A recent Strategy + Business article posed just this question: Strategy or Execution: Which Is More Important?
I believe the answer is both.
Execution without strategy is aimless. Strategy without execution is meaningless. It is that simple.
Think about a strategy to enter a new retail area, say move a US retail brand into the UK. The strategy, at the first level, is to establish a successful beachhead and then grow at some prescribed rate. That is the strategy. It sets the context. It provides meaningful direction. It will not happen if the organization doesn’t have the right people, processes, products, pipeline, real estate assets, localization, etc. in place. That is execution.
Strategy describes intention. Execution fulfills intention.
As I describe in Management by Design, strategy, and execution are balancing forces, and they need to remain in play against each other even after decisions have been made. The reality of executing in an uncertain world is that strategy must be questioned when execution meets unexpected resistance.
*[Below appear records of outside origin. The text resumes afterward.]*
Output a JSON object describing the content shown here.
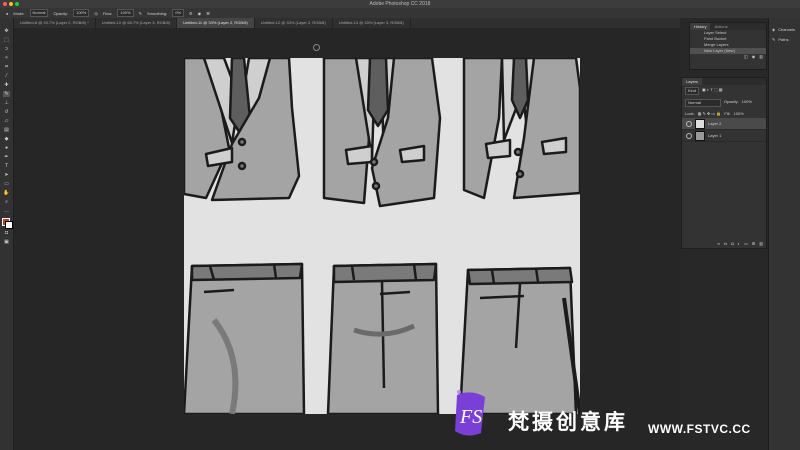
{
  "app": {
    "title": "Adobe Photoshop CC 2018"
  },
  "options_bar": {
    "mode_label": "Mode:",
    "mode_value": "Normal",
    "opacity_label": "Opacity:",
    "opacity_value": "100%",
    "flow_label": "Flow:",
    "flow_value": "100%",
    "smoothing_label": "Smoothing:",
    "smoothing_value": "0%"
  },
  "tabs": [
    "Untitled-8 @ 33.7% (Layer 2, RGB/8) *",
    "Untitled-10 @ 66.7% (Layer 3, RGB/8)",
    "Untitled-11 @ 33% (Layer 2, RGB/8)",
    "Untitled-12 @ 33% (Layer 2, RGB/8)",
    "Untitled-13 @ 33% (Layer 3, RGB/8)"
  ],
  "history_panel": {
    "tabs": [
      "History",
      "Actions"
    ],
    "items": [
      "Layer Select",
      "Paint Bucket",
      "Merge Layers",
      "New Layer (New)"
    ]
  },
  "layers_panel": {
    "title": "Layers",
    "kind_filter": "Kind",
    "blend_mode": "Normal",
    "opacity_label": "Opacity:",
    "opacity_value": "100%",
    "lock_label": "Lock:",
    "fill_label": "Fill:",
    "fill_value": "100%",
    "layers": [
      {
        "name": "Layer 2",
        "selected": true
      },
      {
        "name": "Layer 1",
        "selected": false
      }
    ]
  },
  "far_right": {
    "items": [
      "Channels",
      "Paths"
    ]
  },
  "watermark": {
    "brand": "梵摄创意库",
    "url": "WWW.FSTVC.CC",
    "logo": "FS"
  },
  "colors": {
    "accent_purple": "#7a3fd6",
    "accent_red": "#c0392b"
  }
}
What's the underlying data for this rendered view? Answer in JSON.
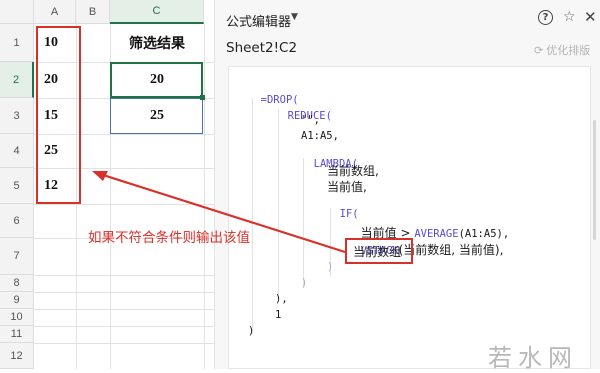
{
  "sheet": {
    "columns": [
      "A",
      "B",
      "C"
    ],
    "rows": [
      "1",
      "2",
      "3",
      "4",
      "5",
      "6",
      "7",
      "8",
      "9",
      "10",
      "11",
      "12"
    ],
    "col_a_values": [
      "10",
      "20",
      "15",
      "25",
      "12"
    ],
    "c1_header": "筛选结果",
    "c2_value": "20",
    "c3_value": "25"
  },
  "annotation": "如果不符合条件则输出该值",
  "panel": {
    "title": "公式编辑器",
    "cell_ref": "Sheet2!C2",
    "optimize_label": "优化排版"
  },
  "formula": {
    "line1": "=DROP(",
    "line2": "REDUCE(",
    "line3": "\"\",",
    "line4": "A1:A5,",
    "line5": "LAMBDA(",
    "line6": "当前数组,",
    "line7": "当前值,",
    "line8": "IF(",
    "line9_a": "当前值 > ",
    "line9_b": "AVERAGE",
    "line9_c": "(A1:A5),",
    "line10_a": "VSTACK",
    "line10_b": "(当前数组, 当前值),",
    "line11": "当前数组",
    "line12": ")",
    "line13": ")",
    "line14": "),",
    "line15": "1",
    "line16": ")"
  },
  "watermark": "若水网",
  "colors": {
    "accent_green": "#217346",
    "annotation_red": "#d9302a",
    "function_purple": "#5a4bd0"
  }
}
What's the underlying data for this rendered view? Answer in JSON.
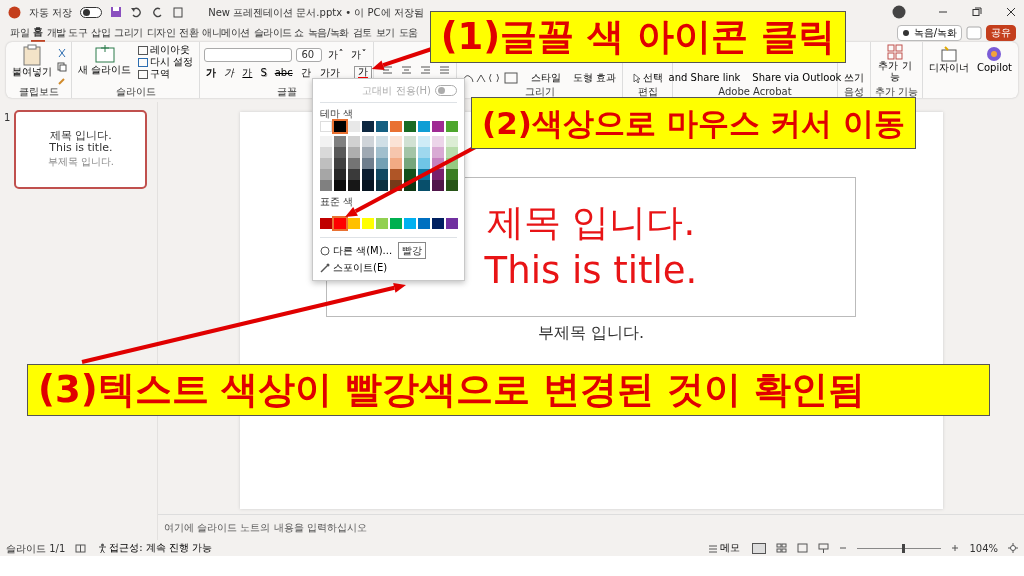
{
  "title_bar": {
    "autosave_label": "자동 저장",
    "autosave_on": false,
    "document_title": "New 프레젠테이션 문서.pptx • 이 PC에 저장됨"
  },
  "menu_tabs": [
    {
      "label": "파일",
      "selected": false
    },
    {
      "label": "홈",
      "selected": true
    },
    {
      "label": "개발 도구",
      "selected": false
    },
    {
      "label": "삽입",
      "selected": false
    },
    {
      "label": "그리기",
      "selected": false
    },
    {
      "label": "디자인",
      "selected": false
    },
    {
      "label": "전환",
      "selected": false
    },
    {
      "label": "애니메이션",
      "selected": false
    },
    {
      "label": "슬라이드 쇼",
      "selected": false
    },
    {
      "label": "녹음/녹화",
      "selected": false
    },
    {
      "label": "검토",
      "selected": false
    },
    {
      "label": "보기",
      "selected": false
    },
    {
      "label": "도움",
      "selected": false
    }
  ],
  "header_buttons": {
    "record": "녹음/녹화",
    "share": "공유"
  },
  "ribbon": {
    "clipboard": {
      "paste": "붙여넣기",
      "label": "클립보드"
    },
    "slides": {
      "new_slide": "새 슬라이드",
      "layout": "레이아웃",
      "reset": "다시 설정",
      "section": "구역",
      "label": "슬라이드"
    },
    "font": {
      "size": "60",
      "grow": "가ˆ",
      "shrink": "가ˇ",
      "label": "글꼴",
      "font_color": {
        "label": "가",
        "color": "#ff0000"
      },
      "formats": [
        {
          "kind": "bold",
          "label": "가"
        },
        {
          "kind": "italic",
          "label": "가"
        },
        {
          "kind": "underline",
          "label": "가"
        },
        {
          "kind": "shadow",
          "label": "S"
        },
        {
          "kind": "strike",
          "label": "abc"
        },
        {
          "kind": "spacing",
          "label": "간"
        },
        {
          "kind": "case",
          "label": "가가"
        }
      ]
    },
    "drawing": {
      "style": "스타일",
      "effects": "도형 효과",
      "label": "그리기"
    },
    "editing": {
      "select": "선택",
      "label": "편집"
    },
    "acrobat": {
      "share_link": "and Share link",
      "share_outlook": "Share via Outlook",
      "label": "Adobe Acrobat"
    },
    "voice": {
      "dictate": "쓰기",
      "label": "음성"
    },
    "addins": {
      "button": "추가 기능",
      "label": "추가 기능"
    },
    "designer": "디자이너",
    "copilot": "Copilot"
  },
  "slides_panel": {
    "number": "1",
    "selected": true,
    "title": "제목 입니다.",
    "title_en": "This is title.",
    "subtitle": "부제목 입니다."
  },
  "slide": {
    "title": "제목 입니다.",
    "title_en": "This is title.",
    "subtitle": "부제목 입니다.",
    "title_selected": true
  },
  "notes_placeholder": "여기에 슬라이드 노트의 내용을 입력하십시오",
  "status_bar": {
    "slide": "슬라이드 1/1",
    "accessibility": "접근성: 계속 진행 가능",
    "notes": "메모",
    "zoom": "104%",
    "zoom_slider": {
      "level": 0.55
    }
  },
  "color_menu": {
    "high_contrast": "고대비 전용(H)",
    "high_contrast_toggle": {
      "on": false,
      "disabled": true
    },
    "theme_label": "테마 색",
    "theme_colors": [
      {
        "color": "#ffffff",
        "selected": false
      },
      {
        "color": "#000000",
        "selected": true
      },
      {
        "color": "#e8e8e8",
        "selected": false
      },
      {
        "color": "#0e2841",
        "selected": false
      },
      {
        "color": "#156082",
        "selected": false
      },
      {
        "color": "#e97132",
        "selected": false
      },
      {
        "color": "#196b24",
        "selected": false
      },
      {
        "color": "#0f9ed5",
        "selected": false
      },
      {
        "color": "#a02b93",
        "selected": false
      },
      {
        "color": "#4ea72e",
        "selected": false
      }
    ],
    "standard_label": "표준 색",
    "standard_colors": [
      {
        "color": "#c00000",
        "selected": false
      },
      {
        "color": "#ff0000",
        "selected": true
      },
      {
        "color": "#ffc000",
        "selected": false
      },
      {
        "color": "#ffff00",
        "selected": false
      },
      {
        "color": "#92d050",
        "selected": false
      },
      {
        "color": "#00b050",
        "selected": false
      },
      {
        "color": "#00b0f0",
        "selected": false
      },
      {
        "color": "#0070c0",
        "selected": false
      },
      {
        "color": "#002060",
        "selected": false
      },
      {
        "color": "#7030a0",
        "selected": false
      }
    ],
    "more_colors": "다른 색(M)...",
    "eyedropper": "스포이트(E)",
    "tooltip": "빨강"
  },
  "callouts": [
    {
      "text": "(1)글꼴 색 아이콘 클릭"
    },
    {
      "text": "(2)색상으로 마우스 커서 이동"
    },
    {
      "text": "(3)텍스트 색상이 빨강색으로 변경된 것이 확인됨"
    }
  ]
}
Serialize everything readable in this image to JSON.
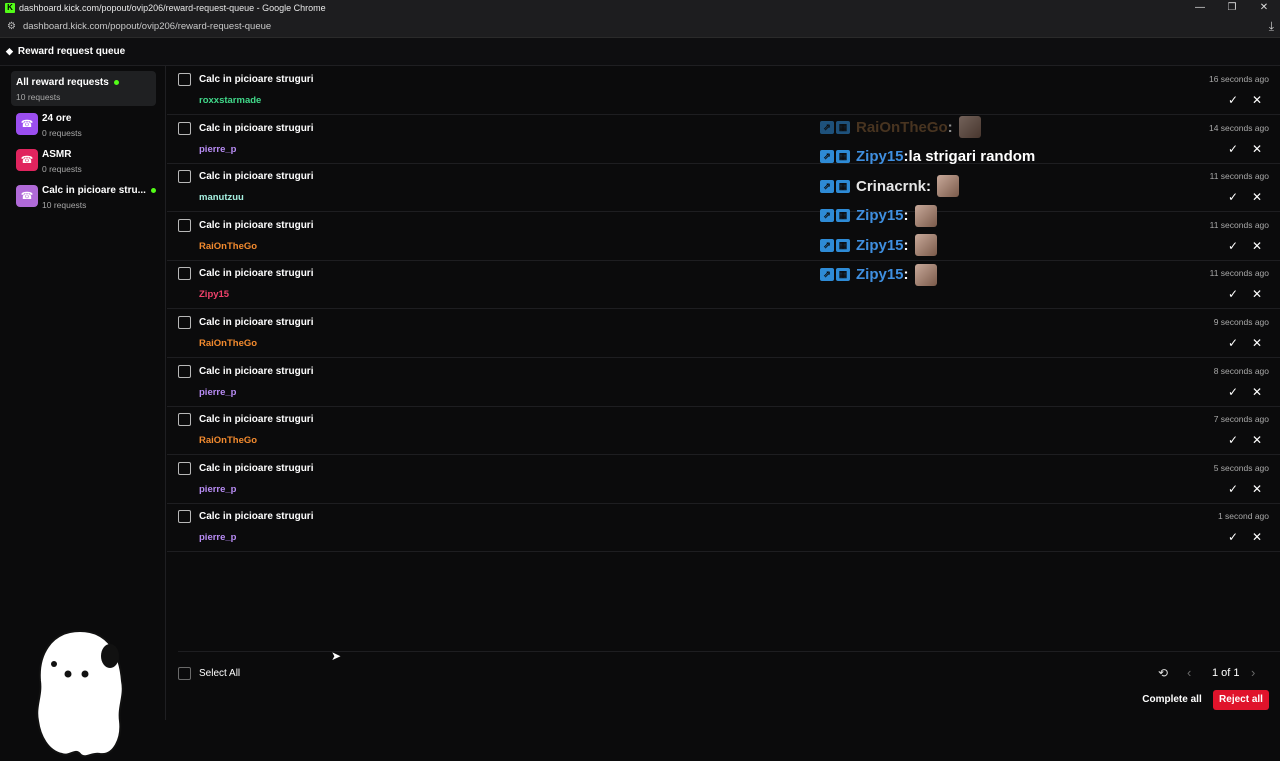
{
  "window": {
    "title": "dashboard.kick.com/popout/ovip206/reward-request-queue - Google Chrome",
    "url": "dashboard.kick.com/popout/ovip206/reward-request-queue",
    "minimize": "—",
    "restore": "❐",
    "close": "✕"
  },
  "header": {
    "title": "Reward request queue"
  },
  "sidebar": {
    "items": [
      {
        "title": "All reward requests",
        "sub": "10 requests",
        "dot": true
      },
      {
        "title": "24 ore",
        "sub": "0 requests",
        "color": "#9b4ef0"
      },
      {
        "title": "ASMR",
        "sub": "0 requests",
        "color": "#e0245e"
      },
      {
        "title": "Calc in picioare stru...",
        "sub": "10 requests",
        "color": "#b06ad8",
        "dot": true
      }
    ]
  },
  "requests": [
    {
      "title": "Calc in picioare struguri",
      "user": "roxxstarmade",
      "user_color": "#41d98a",
      "time": "16 seconds ago"
    },
    {
      "title": "Calc in picioare struguri",
      "user": "pierre_p",
      "user_color": "#b88cf5",
      "time": "14 seconds ago"
    },
    {
      "title": "Calc in picioare struguri",
      "user": "manutzuu",
      "user_color": "#a6f0e0",
      "time": "11 seconds ago"
    },
    {
      "title": "Calc in picioare struguri",
      "user": "RaiOnTheGo",
      "user_color": "#f28a2e",
      "time": "11 seconds ago"
    },
    {
      "title": "Calc in picioare struguri",
      "user": "Zipy15",
      "user_color": "#f0426b",
      "time": "11 seconds ago"
    },
    {
      "title": "Calc in picioare struguri",
      "user": "RaiOnTheGo",
      "user_color": "#f28a2e",
      "time": "9 seconds ago"
    },
    {
      "title": "Calc in picioare struguri",
      "user": "pierre_p",
      "user_color": "#b88cf5",
      "time": "8 seconds ago"
    },
    {
      "title": "Calc in picioare struguri",
      "user": "RaiOnTheGo",
      "user_color": "#f28a2e",
      "time": "7 seconds ago"
    },
    {
      "title": "Calc in picioare struguri",
      "user": "pierre_p",
      "user_color": "#b88cf5",
      "time": "5 seconds ago"
    },
    {
      "title": "Calc in picioare struguri",
      "user": "pierre_p",
      "user_color": "#b88cf5",
      "time": "1 second ago"
    }
  ],
  "chat_overlay": [
    {
      "user": "RaiOnTheGo",
      "user_color": "#7a5632",
      "sep": " :",
      "message": "",
      "emote": true,
      "faded": true
    },
    {
      "user": "Zipy15",
      "user_color": "#3f8fe0",
      "sep": " :",
      "message": " la strigari random",
      "emote": false
    },
    {
      "user": "Crinacrnk",
      "user_color": "#e6e6e6",
      "sep": " :",
      "message": "",
      "emote": true
    },
    {
      "user": "Zipy15",
      "user_color": "#3f8fe0",
      "sep": " :",
      "message": "",
      "emote": true
    },
    {
      "user": "Zipy15",
      "user_color": "#3f8fe0",
      "sep": " :",
      "message": "",
      "emote": true
    },
    {
      "user": "Zipy15",
      "user_color": "#3f8fe0",
      "sep": " :",
      "message": "",
      "emote": true
    }
  ],
  "footer": {
    "select_all": "Select All",
    "pagination": "1 of 1",
    "complete_all": "Complete all",
    "reject_all": "Reject all"
  },
  "icons": {
    "accept": "✓",
    "reject": "✕",
    "prev": "‹",
    "next": "›",
    "history": "⟲",
    "download": "⤓",
    "tune": "⚙"
  }
}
In the latest PWC CEO Survey, the consulting firm found that having the right talent in place, or not (talent was the number one concern of CEOs) can impact innovation, market opportunities, the ability to deliver on strategic initiatives, growth, and quality. Talent is only one aspect of execution. If you can’t get the right people to make the new retail expansion successful you then need to go back and adjust expectations on the strategy. 24% of the CEOs in the PWC survey reported that “We canceled or delayed a key strategic initiative” because of talent constraints.
Strategy and execution require balance and balance require a feedback loop. Those responsible for execution should not go off blindly working to fulfill a goal, adjusting as necessary on the journey without clearly and transparently sharing their experiences with those responsible for the strategy–and the executives seeking to achieve a strategic goal must be cognizant of the reality on the ground or that goal may prove more costly, even too costly, to provide any strategic advantage. If execution informs strategy of issues, the strategy must be adjusted to reflect reality or the reality changed (with new people, investments, etc.) in order to meet the strategy–but that execution decision affects the strategy in terms of time or money or both. When you have to adjust the cost of a strategy increases and that must be accounted for. And if global priorities change, organizations need to be willing, and able, to walk away from failed strategic initiatives (or those no longer relevant) regardless of sunk cost because maintaining them provides no strategic advantage, even if they are executed well. Strategic retrenchment is strategic and retrenchment requires as solid an execution model as does expansion or innovation.
If you ever wondered about the ROI of knowledge management and collaboration, ask yourself about the strategy-execution feedback loop and how developing open and transparent dialog, access to content and informed decision making would benefit both those who set strategy and those responsible for executing it. You may have a cost model for project execution, but do you really know what it costs, and what it takes, to execute strategy?